Я прижался к поросшей мхом стене заднего двора, а они продолжали целоваться. Он что-то говорил. А потом они опять стали целоваться, и стояли они прямо перед выходом из кино…

— Уходите, — беззвучно говорил я им, — уходите, уходите, уходите.

Но они целовались и обнимались, к тому же какая-то кошка, мяукая, пробежала через двор.

19.56. 19.57.

— Нет, — сказала девушка. — Я не могу.

— Можешь, — сказал мужчина, — можешь, если ты меня любишь. Если нет — значит, ты не любишь меня.

— Но я еще никогда этого не делала, — сказала девушка.

— Если ты не хочешь, так и скажи, — сказал мужчина.

— Нет, хочу, — сказала девушка, — хочу, хочу, хочу.

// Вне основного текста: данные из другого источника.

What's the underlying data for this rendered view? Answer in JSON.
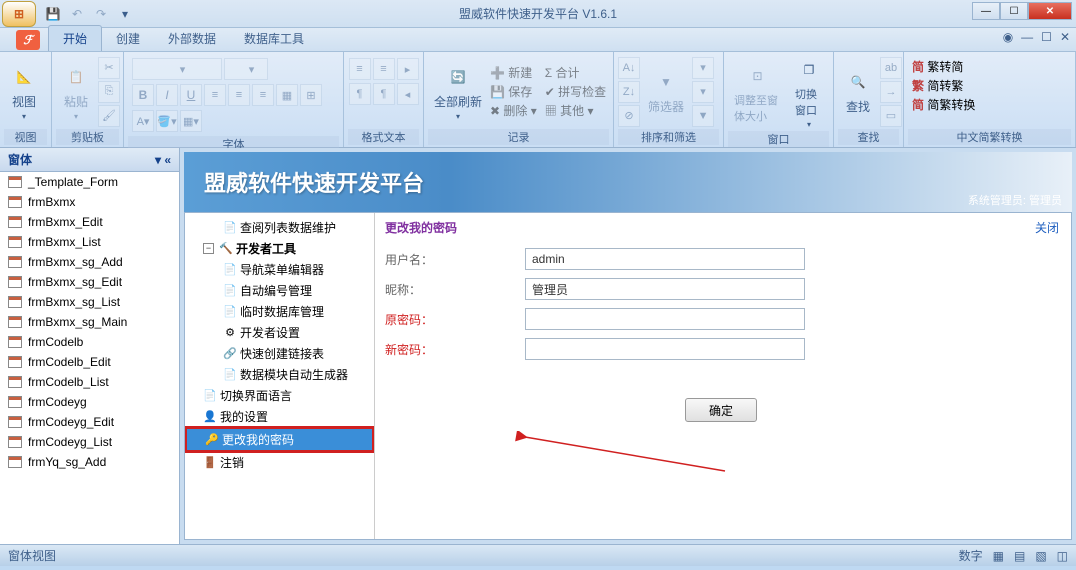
{
  "window": {
    "title": "盟威软件快速开发平台  V1.6.1"
  },
  "qat": {
    "save": "💾"
  },
  "tabs": [
    "开始",
    "创建",
    "外部数据",
    "数据库工具"
  ],
  "ribbon": {
    "view": {
      "label": "视图",
      "group": "视图"
    },
    "clipboard": {
      "paste": "粘贴",
      "group": "剪贴板"
    },
    "font": {
      "group": "字体"
    },
    "richtext": {
      "group": "格式文本"
    },
    "records": {
      "refresh": "全部刷新",
      "new": "新建",
      "save": "保存",
      "delete": "删除",
      "sum": "合计",
      "spell": "拼写检查",
      "more": "其他",
      "group": "记录"
    },
    "sortfilter": {
      "filter": "筛选器",
      "group": "排序和筛选"
    },
    "window_grp": {
      "fit": "调整至窗体大小",
      "switch": "切换窗口",
      "group": "窗口"
    },
    "find": {
      "find": "查找",
      "group": "查找"
    },
    "chinese": {
      "a": "繁转简",
      "b": "简转繁",
      "c": "简繁转换",
      "group": "中文简繁转换"
    }
  },
  "nav": {
    "header": "窗体",
    "items": [
      "_Template_Form",
      "frmBxmx",
      "frmBxmx_Edit",
      "frmBxmx_List",
      "frmBxmx_sg_Add",
      "frmBxmx_sg_Edit",
      "frmBxmx_sg_List",
      "frmBxmx_sg_Main",
      "frmCodelb",
      "frmCodelb_Edit",
      "frmCodelb_List",
      "frmCodeyg",
      "frmCodeyg_Edit",
      "frmCodeyg_List",
      "frmYq_sg_Add"
    ]
  },
  "banner": {
    "title": "盟威软件快速开发平台",
    "sub": "系统管理员: 管理员"
  },
  "tree": {
    "n0": "查阅列表数据维护",
    "n1": "开发者工具",
    "n1_1": "导航菜单编辑器",
    "n1_2": "自动编号管理",
    "n1_3": "临时数据库管理",
    "n1_4": "开发者设置",
    "n1_5": "快速创建链接表",
    "n1_6": "数据模块自动生成器",
    "n2": "切换界面语言",
    "n3": "我的设置",
    "n4": "更改我的密码",
    "n5": "注销"
  },
  "form": {
    "title": "更改我的密码",
    "close": "关闭",
    "username_label": "用户名：",
    "username_value": "admin",
    "nickname_label": "昵称：",
    "nickname_value": "管理员",
    "oldpwd_label": "原密码：",
    "newpwd_label": "新密码：",
    "submit": "确定"
  },
  "statusbar": {
    "left": "窗体视图",
    "num": "数字"
  }
}
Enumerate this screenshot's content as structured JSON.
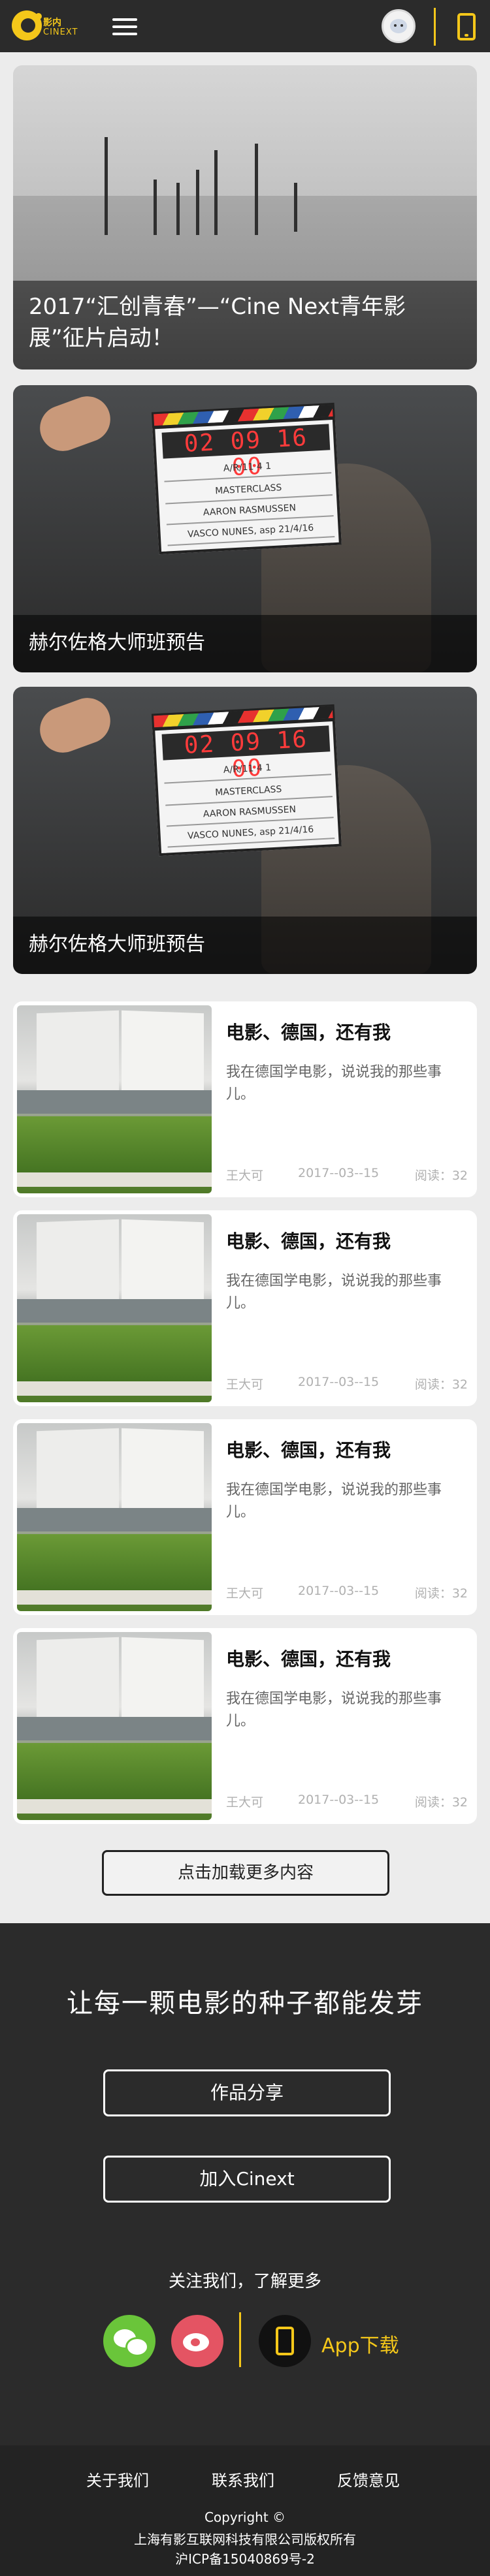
{
  "header": {
    "logo_cn": "影内",
    "logo_en": "CINEXT"
  },
  "heroes": [
    {
      "caption": "2017“汇创青春”—“Cine Next青年影展”征片启动！"
    },
    {
      "caption": "赫尔佐格大师班预告",
      "clapper_time": "02 09 16 00",
      "clapper_rows": [
        "A/R/11   4   1",
        "MASTERCLASS",
        "AARON RASMUSSEN",
        "VASCO NUNES, asp   21/4/16"
      ]
    },
    {
      "caption": "赫尔佐格大师班预告",
      "clapper_time": "02 09 16 00",
      "clapper_rows": [
        "A/R/11   4   1",
        "MASTERCLASS",
        "AARON RASMUSSEN",
        "VASCO NUNES, asp   21/4/16"
      ]
    }
  ],
  "articles": [
    {
      "title": "电影、德国，还有我",
      "desc": "我在德国学电影，说说我的那些事儿。",
      "author": "王大可",
      "date": "2017--03--15",
      "reads": "阅读：32"
    },
    {
      "title": "电影、德国，还有我",
      "desc": "我在德国学电影，说说我的那些事儿。",
      "author": "王大可",
      "date": "2017--03--15",
      "reads": "阅读：32"
    },
    {
      "title": "电影、德国，还有我",
      "desc": "我在德国学电影，说说我的那些事儿。",
      "author": "王大可",
      "date": "2017--03--15",
      "reads": "阅读：32"
    },
    {
      "title": "电影、德国，还有我",
      "desc": "我在德国学电影，说说我的那些事儿。",
      "author": "王大可",
      "date": "2017--03--15",
      "reads": "阅读：32"
    }
  ],
  "load_more": "点击加载更多内容",
  "footer": {
    "slogan": "让每一颗电影的种子都能发芽",
    "btn_share": "作品分享",
    "btn_join": "加入Cinext",
    "follow": "关注我们，了解更多",
    "app_download": "App下载"
  },
  "bottom": {
    "links": [
      "关于我们",
      "联系我们",
      "反馈意见"
    ],
    "copyright": "Copyright ©",
    "company": "上海有影互联网科技有限公司版权所有",
    "icp": "沪ICP备15040869号-2"
  },
  "colors": {
    "brand_yellow": "#f4c71a",
    "dark_bg": "#2b2b2b",
    "page_bg": "#ececec"
  },
  "icons": [
    "menu-icon",
    "avatar",
    "phone-icon",
    "wechat-icon",
    "weibo-icon",
    "app-phone-icon"
  ]
}
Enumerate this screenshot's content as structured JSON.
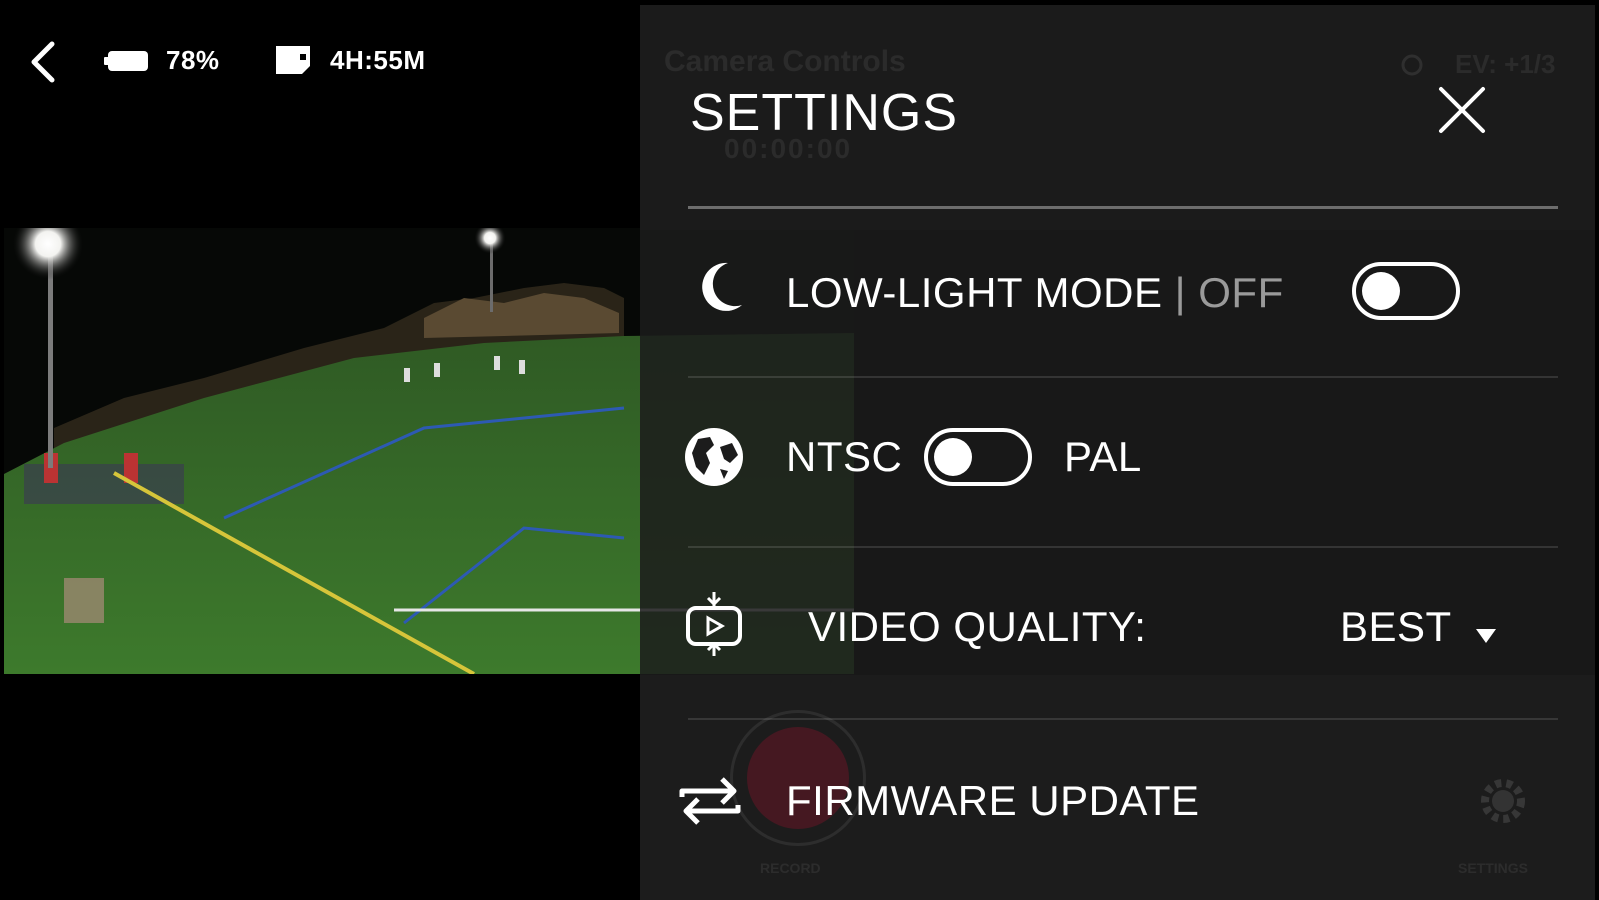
{
  "status": {
    "battery_text": "78%",
    "storage_text": "4H:55M"
  },
  "ghost": {
    "title": "Camera Controls",
    "timecode": "00:00:00",
    "ev": "EV: +1/3",
    "record_label": "RECORD",
    "settings_label": "SETTINGS"
  },
  "settings": {
    "title": "SETTINGS",
    "low_light": {
      "label": "LOW-LIGHT MODE",
      "separator": "|",
      "state": "OFF",
      "enabled": false
    },
    "video_standard": {
      "left_label": "NTSC",
      "right_label": "PAL",
      "selected": "NTSC"
    },
    "video_quality": {
      "label": "VIDEO QUALITY:",
      "value": "BEST"
    },
    "firmware": {
      "label": "FIRMWARE UPDATE"
    }
  },
  "icons": {
    "back": "chevron-left-icon",
    "battery": "battery-icon",
    "storage": "sd-card-icon",
    "close": "close-icon",
    "low_light": "moon-icon",
    "video_standard": "globe-icon",
    "video_quality": "video-quality-icon",
    "firmware": "update-arrows-icon"
  }
}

Мужчина положил руку на ее плечо, и они направились прямо ко мне. Я еще плотнее вжался в стену, и они прошли мимо, не заметив меня, а девушка сказала:

— Ты ведь первый…

В одних носках я побежал через двор и узкий коридор. Когда я входил в зал, отвратительно пахнувшая красная бархатная портьера коснулась моего лица. Фильм еще шел — да он еще шел. Пригнувшись, я проскользнул на свое место. Кресло заскрипело. Я зачесал назад волосы, протер глаза от пота и постарался дышать спокойнее. А на экране как раз каралось зло, и вознаграждалось добро, и вовсю торжествовала справедливость, наперекор всем преградам.

Наконец зазвучала музыка, и в зале зажегся свет.

Рыжеволосая девушка-билетерша вошла в зал и сказала:

— Выход справа! — Она указала дорогу малочисленным зрителям и при этом еще раз встретилась со мной взглядом. И тогда я спросил:

— Неужели нам действительно нечем заняться?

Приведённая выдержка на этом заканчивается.